SEVENTEEN

Cat, May 1983

Still no letter from Sam. First I told myself that he was busy finding a place to stay, getting himself sorted. Then I worried that he’d interpreted my no-show at the airport as a message that we were over. But how could he? After the way we felt, the things we said? I don’t mention his name to Mom – I don’t want to hear her say I told you so. He doesn’t know about Dad, about his trial. His not-knowing creates another distance between us, bigger than an ocean.

What if he’s dead? What if he hasn’t written because he’s ill or been killed, and my whole life I’ll never know the truth? He may as well have stepped off a cliff. He’s gone as completely as that. And I miss him. I miss the curved line of his dark eyebrows, his bones, his skin, the fleshy knot of his beating heart. I miss his lopsided smile. His voice. His singing. I miss him holding me. The way he made me feel.

‘I’ll write to you when I’m on the plane,’ he said. ‘I’ll post it as soon as I land.’

Maybe he hated the story I gave him; he’s disappointed I’m not the writer he hoped I’d be.

Maybe it’s to do with the thing he was going to tell me; maybe he’d changed his mind about seeing me again. No. I don’t believe it. Dammit. I can’t and I won’t.

Mom does nothing all day. She gets dressed, but then sits and stares into space, drinking iced sweet tea from a Mason jar. I’m not much of a cook, but I can manage fried chicken. Mom nibbles at what’s on her plate. She’s thin. A Thanksgiving turkey’s wishbone has more fat on it. She’s changed since the day of Dad’s arrest. She doesn’t even water her geraniums; she just talks and talks about her life as a girl in South Carolina. She’s started to use the names of her parents and brother with casual familiarity, as if her mom and dad are still alive and she’s just stepped out of her childhood home and will be returning any moment.

‘Did I tell you about the time I went picking wild plums?’ she asks, twiddling the end of her hair ribbon between her fingers. ‘Oh, I did love the taste of those plums. But they hung in a thicket where everyone said rattlesnakes lived. Daddy banned me from going into that thicket, but I disobeyed him. Well, my Lord, I nearly stepped on a sleeping rattler! Can you imagine? There it was, coiled in a circle under my raised shoe. Saw it just in time, those viper diamonds on its back. Had to stop myself screaming. Bit my lip so hard it bled. Put me off plum jelly for years.’

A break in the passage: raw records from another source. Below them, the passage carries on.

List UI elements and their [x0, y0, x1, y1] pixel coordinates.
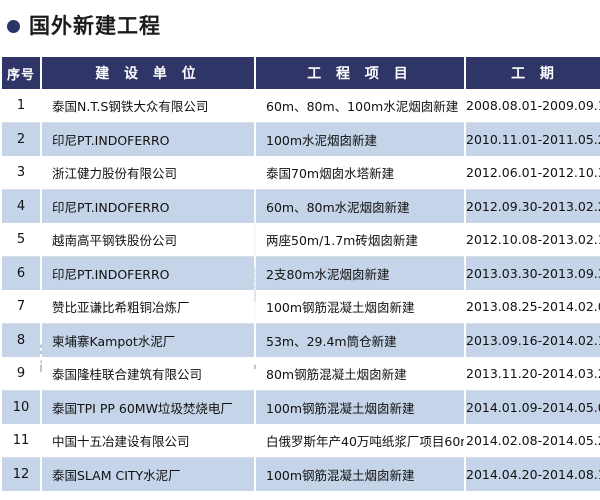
table-header: 序号 建 设 单 位 工 程 项 目 工 期	[2, 57, 600, 89]
row-cell-unit: 中国十五冶建设有限公司	[42, 424, 254, 458]
row-cell-unit: 泰国SLAM CITY水泥厂	[42, 458, 254, 491]
column-header-date: 工 期	[466, 57, 600, 89]
row-cell-date: 2014.01.09-2014.05.08	[466, 391, 600, 424]
row-cell-no: 10	[2, 391, 40, 424]
row-cell-unit: 泰国隆桂联合建筑有限公司	[42, 357, 254, 391]
row-cell-no: 8	[2, 324, 40, 357]
table-row[interactable]: 5 越南高平钢铁股份公司 两座50m/1.7m砖烟囱新建 2012.10.08-201…	[2, 223, 600, 257]
row-cell-date: 2010.11.01-2011.05.20	[466, 123, 600, 156]
row-cell-no: 9	[2, 357, 40, 391]
row-cell-date: 2012.09.30-2013.02.20	[466, 190, 600, 223]
row-cell-unit: 赞比亚谦比希粗铜冶炼厂	[42, 290, 254, 324]
table-row[interactable]: 9 泰国隆桂联合建筑有限公司 80m钢筋混凝土烟囱新建 2013.11.20-2014…	[2, 357, 600, 391]
row-cell-project: 100m钢筋混凝土烟囱新建	[256, 391, 464, 424]
row-cell-project: 80m钢筋混凝土烟囱新建	[256, 357, 464, 391]
table-body: 1 泰国N.T.S钢铁大众有限公司 60m、80m、100m水泥烟囱新建 2008.0…	[2, 89, 600, 491]
page-title: 国外新建工程	[0, 0, 600, 52]
table-row[interactable]: 3 浙江健力股份有限公司 泰国70m烟囱水塔新建 2012.06.01-2012.10…	[2, 156, 600, 190]
table-row[interactable]: 2 印尼PT.INDOFERRO 100m水泥烟囱新建 2010.11.01-2011…	[2, 123, 600, 156]
row-cell-project: 两座50m/1.7m砖烟囱新建	[256, 223, 464, 257]
bullet-icon	[7, 19, 20, 33]
row-cell-no: 6	[2, 257, 40, 290]
table-header-row: 序号 建 设 单 位 工 程 项 目 工 期	[2, 57, 600, 89]
row-cell-no: 12	[2, 458, 40, 491]
table-row[interactable]: 7 赞比亚谦比希粗铜冶炼厂 100m钢筋混凝土烟囱新建 2013.08.25-2014…	[2, 290, 600, 324]
row-cell-date: 2013.03.30-2013.09.30	[466, 257, 600, 290]
row-cell-date: 2008.08.01-2009.09.10	[466, 89, 600, 123]
row-cell-no: 1	[2, 89, 40, 123]
row-cell-unit: 泰国N.T.S钢铁大众有限公司	[42, 89, 254, 123]
row-cell-no: 2	[2, 123, 40, 156]
row-cell-date: 2012.10.08-2013.02.19	[466, 223, 600, 257]
table-row[interactable]: 12 泰国SLAM CITY水泥厂 100m钢筋混凝土烟囱新建 2014.04.20-…	[2, 458, 600, 491]
row-cell-unit: 越南高平钢铁股份公司	[42, 223, 254, 257]
row-cell-unit: 浙江健力股份有限公司	[42, 156, 254, 190]
row-cell-no: 3	[2, 156, 40, 190]
table-row[interactable]: 4 印尼PT.INDOFERRO 60m、80m水泥烟囱新建 2012.09.30-2…	[2, 190, 600, 223]
column-header-unit: 建 设 单 位	[42, 57, 254, 89]
projects-table: 序号 建 设 单 位 工 程 项 目 工 期 1 泰国N.T.S钢铁大众有限公司 6…	[0, 57, 600, 491]
row-cell-project: 60m、80m、100m水泥烟囱新建	[256, 89, 464, 123]
row-cell-unit: 泰国TPI PP 60MW垃圾焚烧电厂	[42, 391, 254, 424]
row-cell-project: 60m、80m水泥烟囱新建	[256, 190, 464, 223]
page-title-label: 国外新建工程	[29, 13, 161, 38]
row-cell-project: 100m钢筋混凝土烟囱新建	[256, 458, 464, 491]
row-cell-project: 泰国70m烟囱水塔新建	[256, 156, 464, 190]
table-row[interactable]: 10 泰国TPI PP 60MW垃圾焚烧电厂 100m钢筋混凝土烟囱新建 2014.0…	[2, 391, 600, 424]
row-cell-unit: 印尼PT.INDOFERRO	[42, 123, 254, 156]
table-row[interactable]: 6 印尼PT.INDOFERRO 2支80m水泥烟囱新建 2013.03.30-201…	[2, 257, 600, 290]
row-cell-no: 5	[2, 223, 40, 257]
row-cell-date: 2013.09.16-2014.02.15	[466, 324, 600, 357]
projects-table-wrapper: 序号 建 设 单 位 工 程 项 目 工 期 1 泰国N.T.S钢铁大众有限公司 6…	[0, 57, 600, 491]
row-cell-project: 53m、29.4m筒仓新建	[256, 324, 464, 357]
column-header-no: 序号	[2, 57, 40, 89]
row-cell-date: 2014.04.20-2014.08.10	[466, 458, 600, 491]
table-row[interactable]: 11中国十五冶建设有限公司白俄罗斯年产40万吨纸浆厂项目60m烟囱新建2014.…	[2, 424, 600, 458]
row-cell-date: 2014.02.08-2014.05.28	[466, 424, 600, 458]
row-cell-no: 7	[2, 290, 40, 324]
row-cell-project: 100m钢筋混凝土烟囱新建	[256, 290, 464, 324]
row-cell-unit: 印尼PT.INDOFERRO	[42, 257, 254, 290]
row-cell-date: 2012.06.01-2012.10.30	[466, 156, 600, 190]
row-cell-no: 4	[2, 190, 40, 223]
row-cell-project: 100m水泥烟囱新建	[256, 123, 464, 156]
row-cell-unit: 印尼PT.INDOFERRO	[42, 190, 254, 223]
row-cell-no: 11	[2, 424, 40, 458]
row-cell-project: 2支80m水泥烟囱新建	[256, 257, 464, 290]
row-cell-date: 2013.08.25-2014.02.05	[466, 290, 600, 324]
table-row[interactable]: 8 柬埔寨Kampot水泥厂 53m、29.4m筒仓新建 2013.09.16-201…	[2, 324, 600, 357]
column-header-proj: 工 程 项 目	[256, 57, 464, 89]
row-cell-date: 2013.11.20-2014.03.20	[466, 357, 600, 391]
row-cell-unit: 柬埔寨Kampot水泥厂	[42, 324, 254, 357]
row-cell-project: 白俄罗斯年产40万吨纸浆厂项目60m烟囱新建	[256, 424, 464, 458]
table-row[interactable]: 1 泰国N.T.S钢铁大众有限公司 60m、80m、100m水泥烟囱新建 2008.0…	[2, 89, 600, 123]
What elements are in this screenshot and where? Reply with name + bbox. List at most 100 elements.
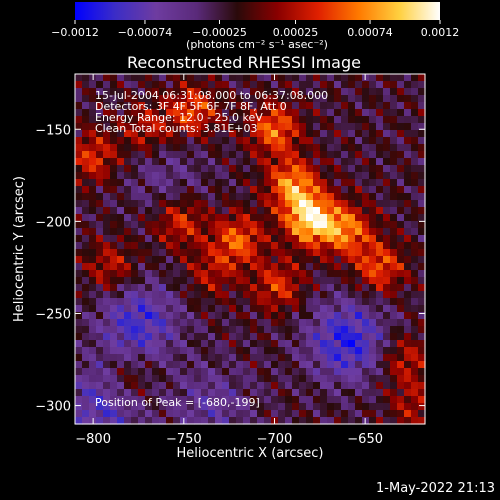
heatmap-cell [285,165,293,173]
heatmap-cell [89,396,97,404]
heatmap-cell [299,417,307,425]
heatmap-cell [355,165,363,173]
heatmap-cell [327,186,335,194]
heatmap-cell [187,277,195,285]
heatmap-cell [292,81,300,89]
heatmap-cell [257,137,265,145]
heatmap-cell [187,74,195,82]
heatmap-cell [103,291,111,299]
heatmap-cell [411,277,419,285]
heatmap-cell [215,249,223,257]
heatmap-cell [264,102,272,110]
heatmap-cell [159,130,167,138]
heatmap-cell [103,333,111,341]
heatmap-cell [397,291,405,299]
heatmap-cell [250,256,258,264]
heatmap-cell [194,74,202,82]
colorbar-tick-label: −0.0012 [51,26,99,39]
heatmap-cell [173,270,181,278]
heatmap-cell [145,368,153,376]
heatmap-cell [243,165,251,173]
heatmap-cell [110,116,118,124]
heatmap-cell [348,368,356,376]
heatmap-cell [124,200,132,208]
heatmap-cell [89,284,97,292]
heatmap-cell [271,249,279,257]
colorbar-gradient [75,2,440,20]
heatmap-cell [236,312,244,320]
heatmap-cell [173,333,181,341]
heatmap-cell [187,81,195,89]
heatmap-cell [166,326,174,334]
heatmap-cell [397,221,405,229]
heatmap-cell [383,326,391,334]
heatmap-cell [243,291,251,299]
heatmap-cell [397,375,405,383]
heatmap-cell [376,389,384,397]
y-tick-label: −300 [35,400,71,415]
heatmap-cell [271,319,279,327]
heatmap-cell [390,298,398,306]
heatmap-cell [390,284,398,292]
heatmap-cell [257,214,265,222]
heatmap-cell [418,74,426,82]
heatmap-cell [222,319,230,327]
heatmap-cell [355,214,363,222]
heatmap-cell [208,109,216,117]
heatmap-cell [327,396,335,404]
heatmap-cell [110,403,118,411]
heatmap-cell [411,284,419,292]
heatmap-cell [313,312,321,320]
heatmap-cell [173,109,181,117]
heatmap-cell [299,312,307,320]
heatmap-cell [89,228,97,236]
heatmap-cell [215,137,223,145]
heatmap-cell [201,284,209,292]
heatmap-cell [271,389,279,397]
heatmap-cell [110,277,118,285]
heatmap-cell [222,158,230,166]
heatmap-cell [145,102,153,110]
heatmap-cell [131,193,139,201]
heatmap-cell [250,347,258,355]
heatmap-cell [194,270,202,278]
heatmap-cell [208,410,216,418]
heatmap-cell [320,410,328,418]
heatmap-cell [362,144,370,152]
x-tick-label: −800 [75,432,111,447]
heatmap-cell [355,81,363,89]
heatmap-cell [278,172,286,180]
heatmap-cell [418,389,426,397]
heatmap-cell [278,396,286,404]
heatmap-cell [327,116,335,124]
x-tick-label: −650 [347,432,383,447]
heatmap-cell [152,179,160,187]
heatmap-cell [138,123,146,131]
heatmap-cell [229,403,237,411]
heatmap-cell [215,368,223,376]
heatmap-cell [187,326,195,334]
heatmap-cell [222,144,230,152]
heatmap-cell [348,396,356,404]
heatmap-cell [306,88,314,96]
heatmap-cell [187,368,195,376]
heatmap-cell [110,200,118,208]
heatmap-cell [131,340,139,348]
heatmap-cell [334,214,342,222]
heatmap-cell [271,228,279,236]
heatmap-cell [334,368,342,376]
heatmap-cell [264,256,272,264]
heatmap-cell [236,326,244,334]
heatmap-cell [124,130,132,138]
heatmap-cell [299,270,307,278]
heatmap-cell [82,354,90,362]
heatmap-cell [327,109,335,117]
heatmap-cell [313,221,321,229]
heatmap-cell [320,312,328,320]
heatmap-cell [306,319,314,327]
heatmap-cell [75,305,83,313]
heatmap-cell [334,291,342,299]
heatmap-cell [222,221,230,229]
heatmap-cell [117,242,125,250]
heatmap-cell [138,361,146,369]
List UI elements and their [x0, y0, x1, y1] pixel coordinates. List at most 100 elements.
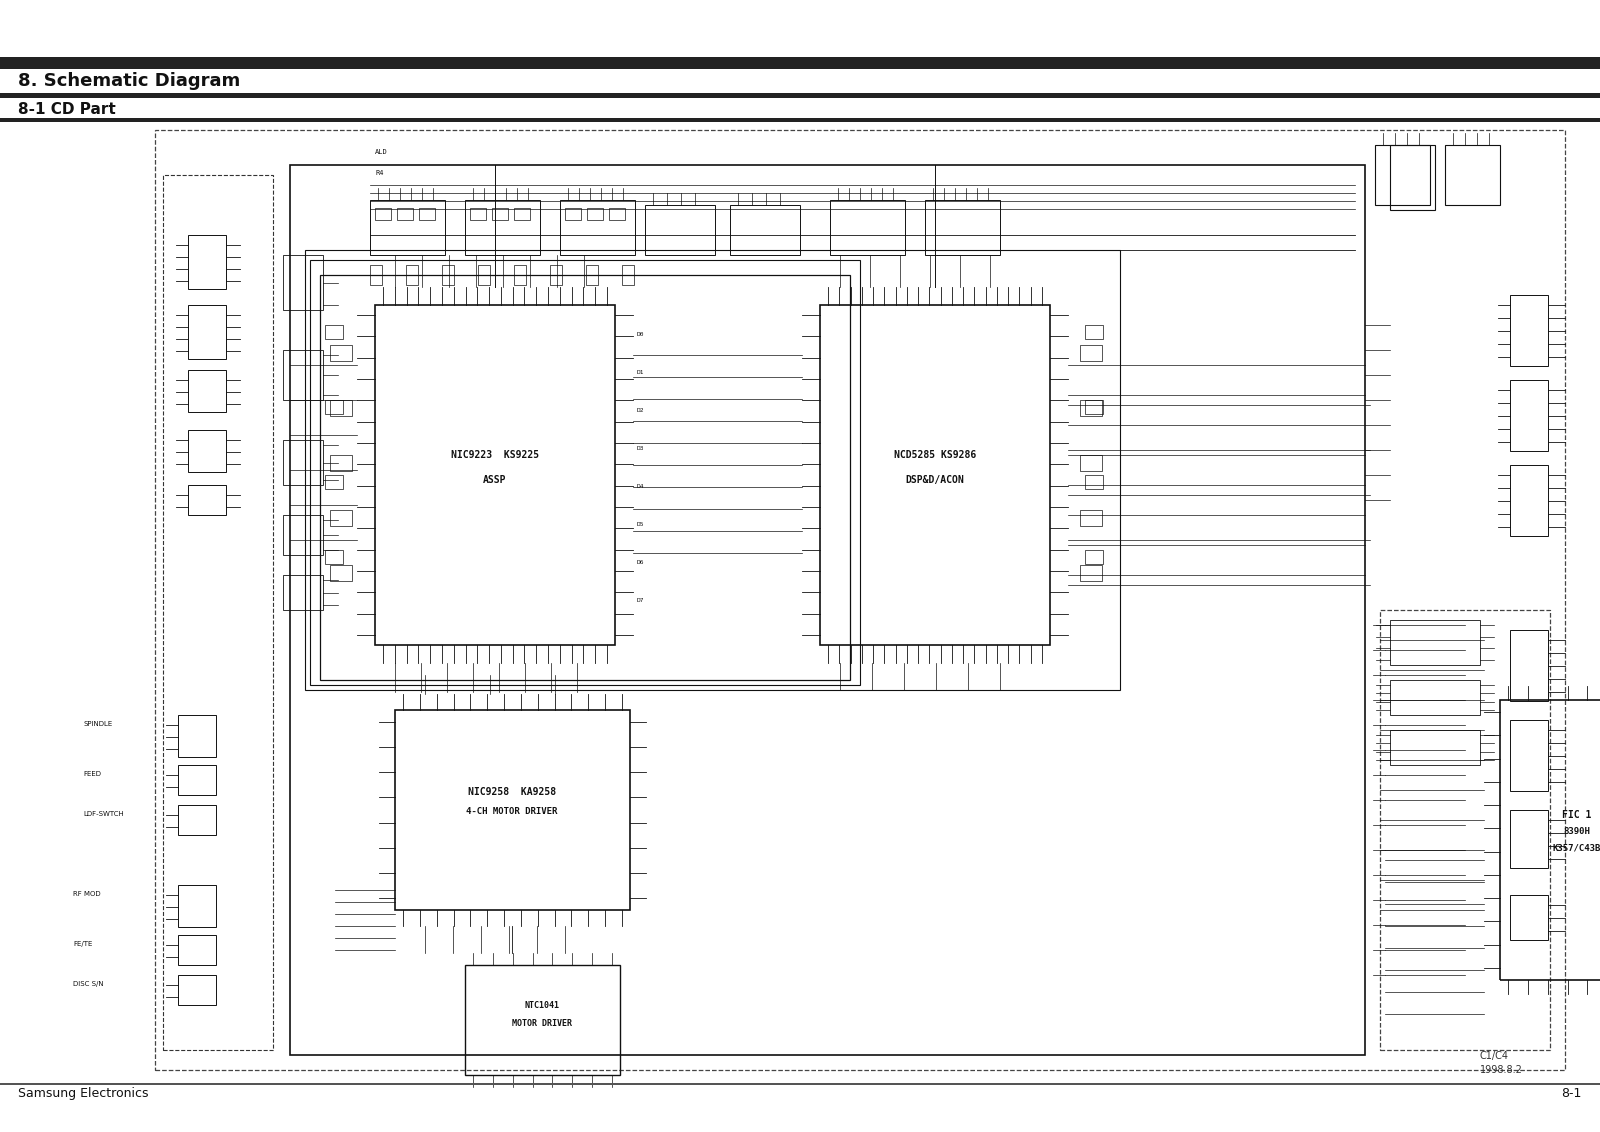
- Text: 8-1: 8-1: [1562, 1087, 1582, 1100]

Mom won’t discuss Dad or what’s happened to him. She won’t visit him either. He got five years. On top of his jail sentence, he has a heavy fine, and must pay back every cent he took. It will take him a lifetime and more. We’ve been living off my wages and the stash of bills hidden at the back of my drawer that I’d been saving for a plane ticket to London. Our lease is up on the house soon; we can’t afford to renew. I chew my food, half listening to Mom’s chatter, her stories about warm peach cobblers and fireflies; tales of her white cat, Magnolia; descriptions of the moss-strewn cypress trees in the swamps. She doesn’t understand – or won’t understand – the situation we’re in. I’ve decided to write to her brother, Daniel, tell him what’s happened. She kept the letter he wrote her about their parents’ deaths.

Thinking about writing to Daniel brings the pain of Sam’s missing letter back. It’s a physical hurt behind my ribs. I press a hand to my chest, as if I can push back the sorrow. I turn a sob into a cough, scrub my face on the edge of my shirt, dabbing at my eyes before I collect the dirty plates from the table and put them in the sink. I force myself to think about what I’ll say to her brother. I won’t tell Mom I’m writing him, not unless I get a reply.

Wiping my eyes, collecting myself with a little shake, I put a cup of coffee in front of her. She looks at me vaguely and smiles. ‘Bless your heart, sweetie.’ Sometimes I’m not even sure she knows who I am. She sits at the kitchen table for hours, completely still, not even playing a silent piano. There was ash in the sink. When I asked her what she’d burnt, she looked vague. ‘Trash,’ she said. ‘Just some old trash.’ Her fingers twitch constantly, as if she’s striking a match. I worry she’ll burn the house down while I’m at work. She wanders around before dawn like an antsy ghost. I’ve found her out on the porch a couple of times, first thing, sitting on Dad’s broken-down chair, humming and watching the road.